Scopello, San Vito Lo Capo, Marsala and surroundings
Let's discover some of the most fascinating places on the western Tyrrhenian coast in the province of Trapani.
After sunset, the ancient village of Scopello becomes particularly evocative. Walking through the narrow streets is an immense pleasure. During the long summer days, perhaps on our way back from the Zingaro Nature Reserve, we can find shelter in the shade of a fig tree and eat u pani cunzatu: a triumph of simplicity and strong flavours, homemade bread with olive oil, anchovies and tomato.
Now, after a refreshing morning swim, let's get going!
Today’s first destination is Segesta, a secluded hilltop site of a well-preserved Greek temple and theatre, both very well-preserved.
Just looking around confirms how skilful the ancient Greeks were at choosing beautiful places to build their most important buildings! The best time to visit these places is early in the morning. After a meditative pause, to breathe in the that special atmosphere of the past and clear our minds, we set off towards our next destination: San Vito lo Capo.
Not so many years ago it was a quiet and peaceful fishing village . However, just four little white houses dotted a beach more than three kilometres long, broad and white, and with a warm and clear sea rolling onto the beach of such an emerald colour that it looks as if it had been taken from the Caribbean. All this has made San Vito lo Capo one of Sicily’s most sought-after tourist bathing sites! With hotels, restaurants, cafés and shops, you are spoilt for choice. However, the inhabitants try to harmonise all this with respect for the area. The beach is always fabulous, well-equipped and able to cater for a multitude of guests.
In the evening, we head to the main street to stroll in the “struscio“, an all-Sicilian custom, characterised by the sound of footsteps walking back and forth along the main street until late into evening. To perfectly capture this relaxed atmosphere, strolling in flip-flops or, better still, barefoot, day or night, let’s enjoy a tasty caldofreddo, the typical San Vito Lo Capo ice-cream that mixes cold and hot ingredients, and cous cous.
This is the famous raw wheat semolina that arrived on our plates from North Africa (maybe on the Sirocco wind?) to accompany succulent fish, legume or meat dishes. San Vito is also home to the Couscous Fest, the international festival dedicated to this dish and the meeting of cultures.
Food enthusiasts should also remember to sample the local cannoli, for example, those made in Dattilo (a hamlet of Paceco), particularly delicious hand-made delicacies with a light crumbly wafer.

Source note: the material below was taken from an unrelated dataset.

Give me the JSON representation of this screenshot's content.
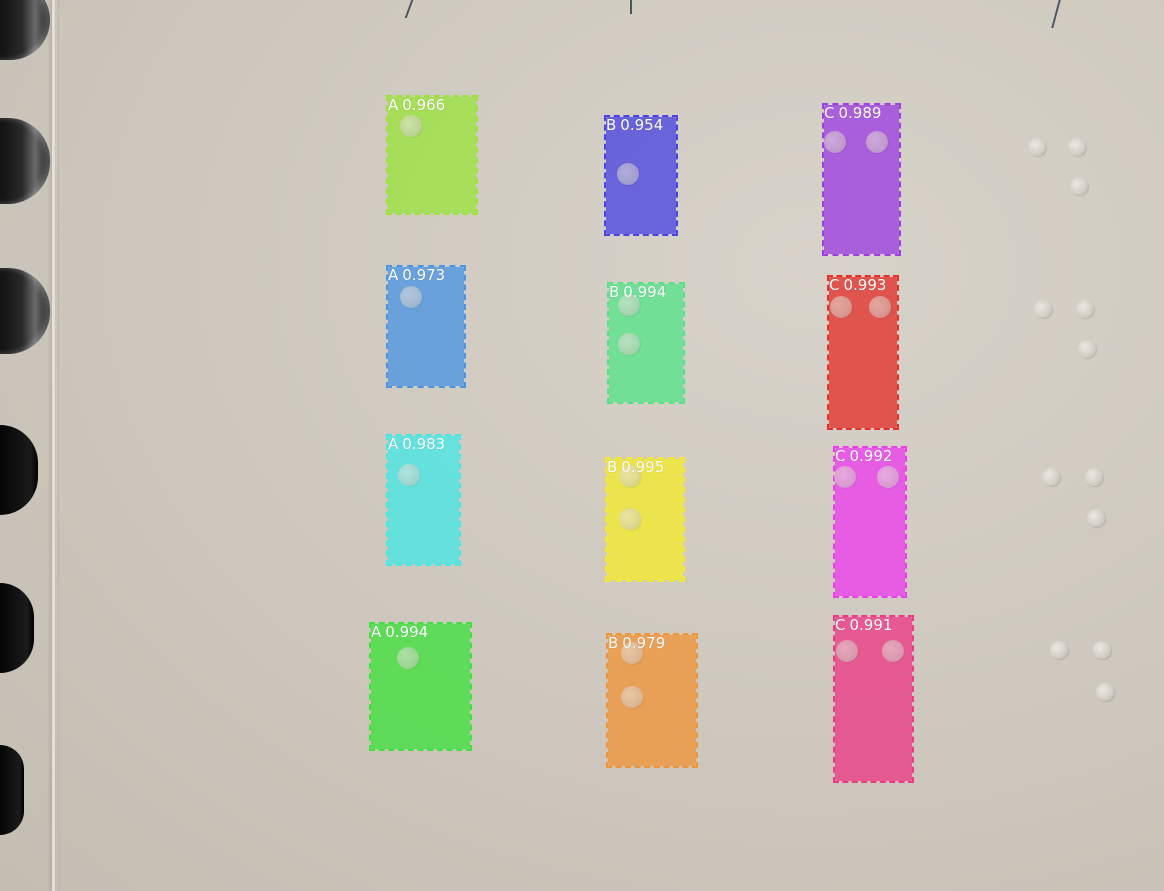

Now let’s follow the sea until Trapani, where we reach the imposing mountain of Erice with its summit town that is one of the oldest settlements in Sicily. It is said to have been founded by the Elymians, the island’s oldest inhabitants, eight centuries before the birth of Christ. It is worth climbing those hairpin bends (or reaching the top with the panoramic cable car) for a refreshing walk in an intimate and special atmosphere. Only after visiting the belvedere gardens, the medieval towers, the Castello di Venere and the Chiesa Madre, can we continue and wander through the narrow streets, perhaps to taste the famous Erice almond cakes and buy one of the colourful carpets made of “stracci” (rags).
The down-town of Trapani awaits us. Here we could take a ferry or hydrofoil for a trip to the Egadi Islands, but this time, we head south, we certainly don’t want to miss the Saline salt pans with their characteristic windmills, which we saw from above on our way down from Erice.
In these large basins, the sea evaporates, leaving behind the salt, which is accumulated in small mounds covered with tiles to shelter it from the wind. Working tools and objects from the past are preserved in the Salt Museum. After the visit and an evening apéritif, a perfect meal for the occasion is a sampling of the typical sea bass cooked in salt (some mills are also restaurants). Here the sunset is unforgettable:: we can watch the colours of the sky reflected in the water mirrors of the salt pans.
On the road to Marsala, we can also make a detour to see Mozia, a tiny island steeped in history.
It can be reached by boat in just a few minutes. In ancient times, it could be reached by wagon or on the back of a mule via a path at water level. Its precious Antiquarium houses a sculpture masterpiece: the celebrated “Kuros”, the Youth of Mozia.
If Garibaldi’s “Mille”, the “thousand volunteers”, landed precisely in Marsala, there must have been a reason! You can almost see it in the proud faces of the older citizens of Marsala as they stroll through the streets of the centre of this elegant town. Not to be missed is the Norman duomo of St. Thomas of Canterbury and a visit to see the remains of a Punic ship at the Baglio Anselmi Archaeological Museum.
Don’t forget to taste Marsala: this is the sweet fortified wine that has made this town famous all over the world as a “European City of Wine” since 2013.